Climate Change Escalated Deadly Storms in Africa in Early 2022

Climate Change Escalated Deadly Storms in Africa in Early 2022

Tropical Storm Ana dumped rainfall, intensified by climate change, across Malawi, Mozambique and Madagascar in late January. Here, people stand on a vehicle overturned by floodwaters in Chikwawa, Malawi, on January 25. Credit: Bloomberg.

Climate change intensified the rainfalls that battered southeastern Africa. Subsequently two powerful storms killed hundreds of individuals in early 2022.

Heavy rains brought about hundreds of fatalities and extensive damage

A lack of regional data made it tough to determine just how large of a role climate change played, researchers said on April 11 at a news conference.

So the findings were detailed in a research, published online on April 11 by a consortium of climate researchers and disaster experts called the World Weather Attribution network.

A collection of tropical storms and heavy rain events, damaged southeast Africa in fast succession from January through March. For this research, the scientists concentrated on two occasions.

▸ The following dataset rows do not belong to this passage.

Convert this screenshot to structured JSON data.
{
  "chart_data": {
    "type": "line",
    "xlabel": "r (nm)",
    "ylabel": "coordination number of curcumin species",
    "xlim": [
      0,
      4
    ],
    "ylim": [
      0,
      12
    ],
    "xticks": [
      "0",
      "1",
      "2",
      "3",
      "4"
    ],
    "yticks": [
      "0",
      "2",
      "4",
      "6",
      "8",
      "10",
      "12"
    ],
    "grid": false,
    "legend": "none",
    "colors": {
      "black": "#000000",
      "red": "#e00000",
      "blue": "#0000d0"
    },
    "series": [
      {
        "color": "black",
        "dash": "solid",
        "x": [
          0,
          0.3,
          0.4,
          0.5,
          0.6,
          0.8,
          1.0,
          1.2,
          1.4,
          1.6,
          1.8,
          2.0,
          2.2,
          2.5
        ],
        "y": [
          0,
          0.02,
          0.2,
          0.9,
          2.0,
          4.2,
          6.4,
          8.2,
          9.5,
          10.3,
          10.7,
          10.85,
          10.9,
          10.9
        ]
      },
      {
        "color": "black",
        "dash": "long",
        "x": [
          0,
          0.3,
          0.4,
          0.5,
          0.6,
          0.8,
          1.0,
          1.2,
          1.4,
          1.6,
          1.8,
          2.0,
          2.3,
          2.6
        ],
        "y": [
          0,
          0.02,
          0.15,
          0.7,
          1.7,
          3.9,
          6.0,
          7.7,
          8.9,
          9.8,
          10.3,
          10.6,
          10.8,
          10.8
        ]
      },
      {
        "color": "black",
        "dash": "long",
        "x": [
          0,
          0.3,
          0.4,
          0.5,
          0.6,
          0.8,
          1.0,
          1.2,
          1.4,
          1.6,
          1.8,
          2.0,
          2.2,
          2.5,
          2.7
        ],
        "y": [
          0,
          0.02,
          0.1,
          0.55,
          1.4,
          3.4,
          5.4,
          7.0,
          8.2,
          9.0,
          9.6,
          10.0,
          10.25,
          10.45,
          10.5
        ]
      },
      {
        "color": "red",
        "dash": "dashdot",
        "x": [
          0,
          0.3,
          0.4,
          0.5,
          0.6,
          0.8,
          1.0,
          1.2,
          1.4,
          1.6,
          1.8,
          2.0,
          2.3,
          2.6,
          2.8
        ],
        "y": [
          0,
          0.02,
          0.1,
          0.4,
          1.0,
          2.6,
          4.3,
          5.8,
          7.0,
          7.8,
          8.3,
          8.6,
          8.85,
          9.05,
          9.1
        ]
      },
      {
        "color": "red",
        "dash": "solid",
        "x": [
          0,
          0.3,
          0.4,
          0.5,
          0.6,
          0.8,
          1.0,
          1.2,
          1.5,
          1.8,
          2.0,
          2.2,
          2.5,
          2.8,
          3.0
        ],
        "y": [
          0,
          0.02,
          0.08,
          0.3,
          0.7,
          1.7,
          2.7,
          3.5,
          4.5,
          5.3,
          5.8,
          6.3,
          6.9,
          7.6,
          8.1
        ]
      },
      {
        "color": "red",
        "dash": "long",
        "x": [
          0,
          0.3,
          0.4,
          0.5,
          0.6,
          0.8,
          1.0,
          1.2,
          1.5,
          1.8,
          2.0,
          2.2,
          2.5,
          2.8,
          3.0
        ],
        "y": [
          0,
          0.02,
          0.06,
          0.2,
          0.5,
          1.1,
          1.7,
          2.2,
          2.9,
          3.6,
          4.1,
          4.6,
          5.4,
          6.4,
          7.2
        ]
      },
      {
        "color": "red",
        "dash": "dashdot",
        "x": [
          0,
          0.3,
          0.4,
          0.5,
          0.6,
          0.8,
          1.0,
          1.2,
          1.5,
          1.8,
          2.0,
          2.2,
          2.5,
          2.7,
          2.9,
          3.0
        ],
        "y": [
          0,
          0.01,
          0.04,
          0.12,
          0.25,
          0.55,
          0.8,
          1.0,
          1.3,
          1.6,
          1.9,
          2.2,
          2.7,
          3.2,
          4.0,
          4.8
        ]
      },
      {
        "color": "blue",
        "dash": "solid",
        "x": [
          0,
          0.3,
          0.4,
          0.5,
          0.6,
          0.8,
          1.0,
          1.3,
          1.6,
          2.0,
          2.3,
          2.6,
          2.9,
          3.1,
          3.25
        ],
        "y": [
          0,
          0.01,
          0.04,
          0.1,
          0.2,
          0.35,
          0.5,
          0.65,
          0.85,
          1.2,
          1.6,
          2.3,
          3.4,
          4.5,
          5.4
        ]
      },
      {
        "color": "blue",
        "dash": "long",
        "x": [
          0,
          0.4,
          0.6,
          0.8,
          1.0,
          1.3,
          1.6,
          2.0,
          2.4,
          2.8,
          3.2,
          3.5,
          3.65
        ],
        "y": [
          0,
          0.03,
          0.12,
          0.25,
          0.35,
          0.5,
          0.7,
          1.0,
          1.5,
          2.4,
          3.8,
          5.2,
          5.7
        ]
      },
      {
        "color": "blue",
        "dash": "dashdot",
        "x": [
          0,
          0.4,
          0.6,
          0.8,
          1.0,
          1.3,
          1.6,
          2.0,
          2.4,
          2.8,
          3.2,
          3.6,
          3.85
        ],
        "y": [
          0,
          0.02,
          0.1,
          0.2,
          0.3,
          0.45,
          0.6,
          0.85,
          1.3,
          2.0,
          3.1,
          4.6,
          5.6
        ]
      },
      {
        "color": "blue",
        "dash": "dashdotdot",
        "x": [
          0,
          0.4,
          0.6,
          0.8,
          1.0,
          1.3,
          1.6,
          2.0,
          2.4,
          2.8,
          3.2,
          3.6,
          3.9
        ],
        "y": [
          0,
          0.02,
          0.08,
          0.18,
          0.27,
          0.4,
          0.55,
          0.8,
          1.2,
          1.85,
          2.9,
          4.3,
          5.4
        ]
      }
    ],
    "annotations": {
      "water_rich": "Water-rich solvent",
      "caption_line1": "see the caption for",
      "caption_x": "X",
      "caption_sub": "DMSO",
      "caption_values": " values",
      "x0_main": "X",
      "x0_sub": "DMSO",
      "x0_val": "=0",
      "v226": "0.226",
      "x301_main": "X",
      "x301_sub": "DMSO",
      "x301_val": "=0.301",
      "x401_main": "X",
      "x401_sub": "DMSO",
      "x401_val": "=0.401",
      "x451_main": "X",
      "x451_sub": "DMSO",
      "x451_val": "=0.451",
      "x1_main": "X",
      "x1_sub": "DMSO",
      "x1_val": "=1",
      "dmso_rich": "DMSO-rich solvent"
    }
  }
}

First, the Tropical Storm Ana, which resulted in flooding in northern Madagascar, Malawi, and Mozambique in January. And also killed approximately 70 individuals. Later, the Cyclone Batsirai, which flooded southern Madagascar in February and caused hundreds more deaths.

The fingerprints of climate change

In order to search for the fingerprints of climate change. The group initially chose three days of heavy rain for each storm. So the researchers attempted to collect observational data from the region to reconstruct historical daily rainfall records from 1981 to 2022.

In Mozambique, just four weather stations had consistent, high-quality data covering those decades. Utilizing the data on hand, the group constructed simulations for the region that represented climate with and without human-generated greenhouse gas emissions.

The aggregate of those simulations showed that climate change did contribute to escalating the rains. Izidine Pinto, a climatologist at the University of Cape Town in South Africa, said at the news event. However, with insufficient historical rainfall data, Pinto claimed that the team “could not quantify the specific contribution” of climate change.

The research study highlights exactly how information on extreme weather events “is very much biased towards the Global North … [whereas] there are big voids in the Global South,” stated climate scientist Friedericke Otto of Imperial College London.


Read the original article on Science News.